Et les voix des femmes, les encouragements, la conscience aiguë qu’elles ne faisaient que m’accompagner, que j’étais un peu seule, même si j’allais bientôt être deux, dans mon tremblement de terre, tectonique des plaques, division de mon continent. Il y a eu la peur parfois de ne pas y arriver, mais la machine lancée et la force inconnue, le courage inouï. Il y a eu la douleur que seul un amour sans bornes, ineffable et nouveau, pouvait rendre tolérable ; tout était détail, et pourtant, rien n’avait jamais été si important, si capital, de toute ma vie.
Je ne sais si je me souviendrai plus de la sensation totalement surréaliste de son petit corps chaud, gigotant et poisseux glissant entre mes cuisses, ou de celle de ses jambes en mouvement pour la première fois sur la peau de mon ventre, elles qui bougeaient en-dessous quelques minutes plus tôt.
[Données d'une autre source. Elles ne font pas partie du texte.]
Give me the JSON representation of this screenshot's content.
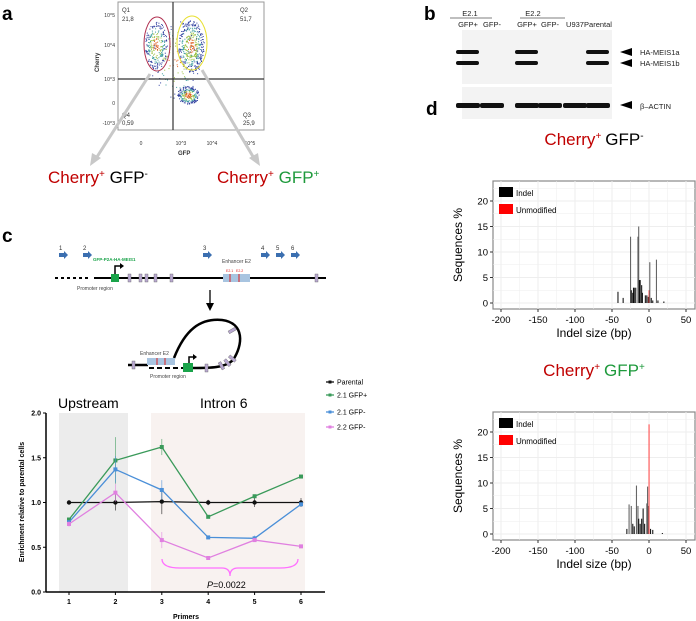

À jamais restera figé en moi le regard, son regard, ses billes ébouriffées de sommeil lentement plantées dans les miennes, pour la première fois, son petit visage fripé que je découvrais, et que je connais par coeur depuis. J’ai compris alors que j’étais plus au début de quelque chose qu’à la fin d’une autre, j’ai compris que désormais, ma tranquillité dépendrait de la sienne, et que j’étais prête à consacrer chaque minute de mon temps à faire fleurir son chemin. J’ai compris sans y réfléchir, tout en moi devenait plus clair plus grand plus fort, je n’ai même pas pleuré, parce que c’était au-delà. J’avais près de moi les deux hommes de ma vie, un très grand et un tout petit, et je me suis dit que cette aventure était mi-évidence, mi-folie.
Bienvenue sur terre, mon petit d’homme, mon infini, mon minuscule, mon Camille. Tu verras, c’est beau la vie.